Additionally, to the extent Petitioner's citation to Martinez v. Ryan, 132 S.Ct. 1309 (2012) (D.I. 1 at 12; D.I. 2 at 2, 3, 14; D.I. 7 at 4) should be construed as an attempt to assert a basis for equitable tolling, the argument is unavailing. By its own terms, the Martinez decision provides a petitioner with an opportunity to overcome a procedural default of an ineffective assistance of trial counsel claim, but does not in any way impact a petitioner's obligation to comply with AEDPA's limitations period. See Wilkinson v. Pierce, 2015 WL 366057, at *4 (D. Del. Jan. 26, 2015).

For all of these reasons, the Court concludes that that the equitable tolling doctrine does not apply in this case. Accordingly, the Court will dismiss the instant Petition as time-barred.

III. PENDING MOTIONS

During the pendency of this proceeding, Petitioner filed a Motion to Appoint Counsel (D.I. 23) and a Motion to Expand the Record with eight items from his criminal case (D.I. 26). None of the items requested in the Motion to Expand the Record appear to bear on the timeliness on the instant Petition. Thus, having already concluded that the Petition is time-barred, the Court will dismiss both Motions as moot.

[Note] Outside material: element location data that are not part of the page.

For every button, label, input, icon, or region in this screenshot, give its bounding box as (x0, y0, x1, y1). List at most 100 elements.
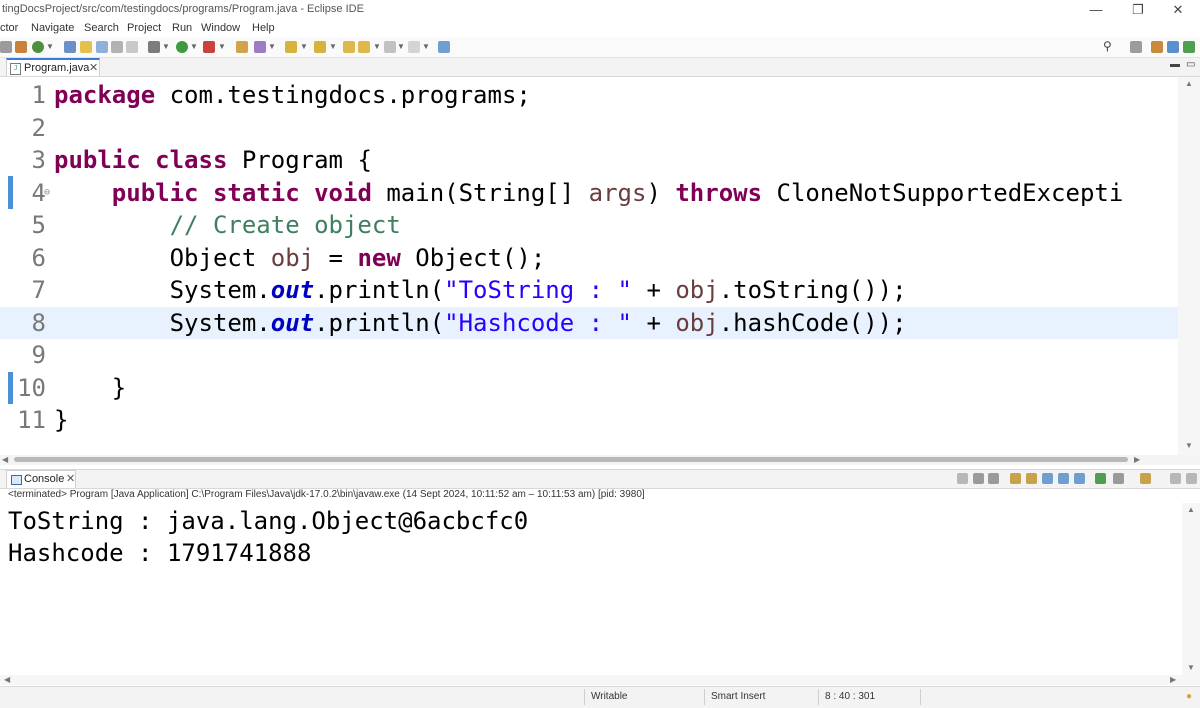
line-number: 5 (31, 211, 46, 239)
code-token: // Create object (169, 211, 401, 239)
close-window-button[interactable]: ✕ (1164, 1, 1192, 19)
paragraph-icon[interactable] (126, 41, 138, 53)
tab-program-java[interactable]: J Program.java ✕ (6, 58, 100, 76)
chevron-down-icon[interactable]: ▼ (373, 42, 381, 51)
block-icon[interactable] (96, 41, 108, 53)
fold-toggle-icon[interactable]: ⊖ (44, 177, 50, 209)
scroll-down-arrow-icon[interactable]: ▼ (1187, 663, 1195, 672)
forward-disabled-icon[interactable] (408, 41, 420, 53)
external-tools-icon[interactable] (203, 41, 215, 53)
chevron-down-icon[interactable]: ▼ (190, 42, 198, 51)
display-console-icon[interactable] (1095, 473, 1106, 484)
maximize-editor-button[interactable]: ▭ (1186, 59, 1195, 70)
scroll-left-arrow-icon[interactable]: ◀ (4, 675, 10, 684)
debug-perspective-icon[interactable] (1167, 41, 1179, 53)
run-icon[interactable] (176, 41, 188, 53)
code-line[interactable]: 6 Object obj = new Object(); (0, 242, 1178, 274)
pin-icon[interactable] (64, 41, 76, 53)
code-line[interactable]: 2 (0, 112, 1178, 144)
open-type-icon[interactable] (236, 41, 248, 53)
tab-console[interactable]: Console ✕ (6, 470, 76, 488)
code-line[interactable]: 5 // Create object (0, 209, 1178, 241)
code-token: obj (675, 308, 719, 337)
scrollbar-thumb[interactable] (14, 457, 1128, 462)
whitespace-icon[interactable] (111, 41, 123, 53)
scroll-right-arrow-icon[interactable]: ▶ (1134, 455, 1140, 464)
show-stdout-icon[interactable] (1042, 473, 1053, 484)
editor-horizontal-scrollbar[interactable]: ◀ ▶ (0, 455, 1200, 465)
open-task-icon[interactable] (254, 41, 266, 53)
menu-window[interactable]: Window (201, 22, 240, 34)
terminal-icon[interactable] (438, 41, 450, 53)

IV. CERTIFICATE OF APPEALABILITY

A district court issuing a final order denying a § 2254 petition must also decide whether to issue a certificate of appealability. See 3d Cir. L.A.R. 22.2 (2011); 28 U.S.C. § 2253(c)(2). When a district court denies a habeas petition on procedural grounds without reaching the underlying constitutional claims, the court is not required to issue a certificate of appealability unless the petitioner demonstrates that jurists of reason would find it debatable: (1) whether the petition states a valid claim of the denial of a constitutional right; and (2) whether the court was correct in its procedural ruling. See Slack v. McDaniel, 529 U.S. 473, 484 (2000).

The Court has concluded that the instant Petition is time-barred. Reasonable jurists would not find this conclusion to be debatable. Accordingly, the Court will not issue a certificate of appealability.

V. CONCLUSION

For the reasons discussed, the Court concludes that the Petition must be denied as time-barred. An appropriate Order will be entered.